Eğer bu gölete atlayarak kendi dünyamıza dönebiliyorsak, ötekilere atlayarak başka dünyalara gidebilir miyiz? Her birinin dibinde bir dünya olduğunu varsayarsak tabii.”
“Fakat ben dayının, Öbür Dünya ya da Öbür Taraf dediği yerde, ya da ne diyorsa desin, orada olduğumuzu sanıyordum. Sen demedin mi—”

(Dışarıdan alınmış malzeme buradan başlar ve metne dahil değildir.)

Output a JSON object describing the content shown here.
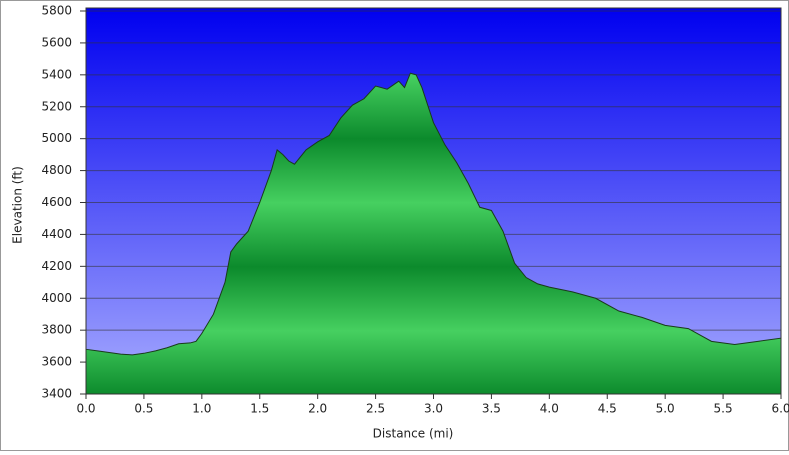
{
  "chart_data": {
    "type": "area",
    "x_label": "Distance (mi)",
    "y_label": "Elevation (ft)",
    "x": [
      0,
      0.1,
      0.2,
      0.3,
      0.4,
      0.5,
      0.6,
      0.7,
      0.8,
      0.9,
      0.95,
      1.0,
      1.1,
      1.2,
      1.25,
      1.3,
      1.4,
      1.5,
      1.6,
      1.65,
      1.7,
      1.75,
      1.8,
      1.9,
      2.0,
      2.1,
      2.2,
      2.3,
      2.4,
      2.5,
      2.6,
      2.7,
      2.75,
      2.8,
      2.85,
      2.9,
      3.0,
      3.1,
      3.2,
      3.3,
      3.4,
      3.5,
      3.6,
      3.7,
      3.8,
      3.9,
      4.0,
      4.2,
      4.4,
      4.6,
      4.8,
      5.0,
      5.2,
      5.4,
      5.6,
      5.8,
      6.0
    ],
    "series": [
      {
        "color": "#1e9e3e",
        "values": [
          3680,
          3670,
          3660,
          3650,
          3645,
          3655,
          3670,
          3690,
          3715,
          3720,
          3730,
          3780,
          3900,
          4100,
          4290,
          4340,
          4420,
          4600,
          4800,
          4930,
          4900,
          4860,
          4840,
          4930,
          4980,
          5020,
          5130,
          5210,
          5250,
          5330,
          5310,
          5360,
          5320,
          5410,
          5400,
          5320,
          5100,
          4960,
          4850,
          4720,
          4570,
          4550,
          4420,
          4220,
          4130,
          4090,
          4070,
          4040,
          4000,
          3920,
          3880,
          3830,
          3810,
          3730,
          3710,
          3730,
          3750
        ]
      }
    ],
    "xlim": [
      0,
      6
    ],
    "xticks": [
      {
        "value": 0,
        "label": "0.0"
      },
      0.5,
      {
        "value": 1,
        "label": "1.0"
      },
      1.5,
      {
        "value": 2,
        "label": "2.0"
      },
      2.5,
      {
        "value": 3,
        "label": "3.0"
      },
      3.5,
      {
        "value": 4,
        "label": "4.0"
      },
      4.5,
      {
        "value": 5,
        "label": "5.0"
      },
      5.5,
      {
        "value": 6,
        "label": "6.0"
      }
    ],
    "ylim": [
      3400,
      5800
    ],
    "yticks": [
      3400,
      3600,
      3800,
      4000,
      4200,
      4400,
      4600,
      4800,
      5000,
      5200,
      5400,
      5600,
      5800
    ],
    "grid": true
  }
}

“Of, Andrew Dayı’ya bakma sen” diye sözünü kesti Digory. “Onun, burası hakkında bir şey bildiğini sanmıyorum. Buraya gelmeye hiç cesareti olmadı ki. Sadece tek bir Öbür Dünya’dan söz etmişti. Düşün ki düzinelerce Öbür Dünya var.”

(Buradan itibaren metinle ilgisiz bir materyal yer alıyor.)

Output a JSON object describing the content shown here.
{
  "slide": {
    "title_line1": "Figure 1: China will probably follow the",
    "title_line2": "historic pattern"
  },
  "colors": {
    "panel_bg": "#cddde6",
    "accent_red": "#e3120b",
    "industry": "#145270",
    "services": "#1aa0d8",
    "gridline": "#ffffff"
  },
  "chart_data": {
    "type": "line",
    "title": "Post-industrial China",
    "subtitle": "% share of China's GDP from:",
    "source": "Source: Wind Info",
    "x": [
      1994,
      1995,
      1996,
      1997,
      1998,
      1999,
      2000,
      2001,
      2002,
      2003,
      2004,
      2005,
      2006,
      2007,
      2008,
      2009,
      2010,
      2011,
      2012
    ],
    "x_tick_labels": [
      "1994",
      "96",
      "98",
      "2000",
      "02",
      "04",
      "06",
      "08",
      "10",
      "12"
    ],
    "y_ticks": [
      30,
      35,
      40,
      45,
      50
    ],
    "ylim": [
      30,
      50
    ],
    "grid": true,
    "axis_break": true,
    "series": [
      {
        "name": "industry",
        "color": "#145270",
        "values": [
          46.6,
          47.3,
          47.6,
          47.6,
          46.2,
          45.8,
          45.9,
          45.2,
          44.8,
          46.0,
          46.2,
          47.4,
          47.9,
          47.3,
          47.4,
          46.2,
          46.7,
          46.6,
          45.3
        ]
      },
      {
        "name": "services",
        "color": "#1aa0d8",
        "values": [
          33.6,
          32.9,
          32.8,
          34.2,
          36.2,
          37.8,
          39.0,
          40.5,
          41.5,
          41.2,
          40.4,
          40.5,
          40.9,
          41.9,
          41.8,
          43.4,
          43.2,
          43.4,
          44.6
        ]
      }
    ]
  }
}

“Yani bu, onlardan sadece biri mi?”
“Hayır, bu ormanın bir dünya olduğuna inanmıyorum. Sanırım burası bir tür ara bölge.”
Polly şaşırmış görünüyordu.
“Görmüyor musun?” dedi Digory. “Hayır, dinle beni. Evdeki kiremitlerin altındaki tüneli düşün. Evlerin hiçbirinde bulunmayan bir oda o. Bir bakıma hiçbir evin bir parçası değil. Fakat bir kez tünele girdin mi, tünel boyunca yürüyebilir ve sıra evlerin herhangi birine girebilirsin. Bu orman da onun gibi bir yer olamaz mı? – dünyaların hiçbirinde olmayan bir yer, fakat bir kez girince her yere gidebileceğin bir yer.”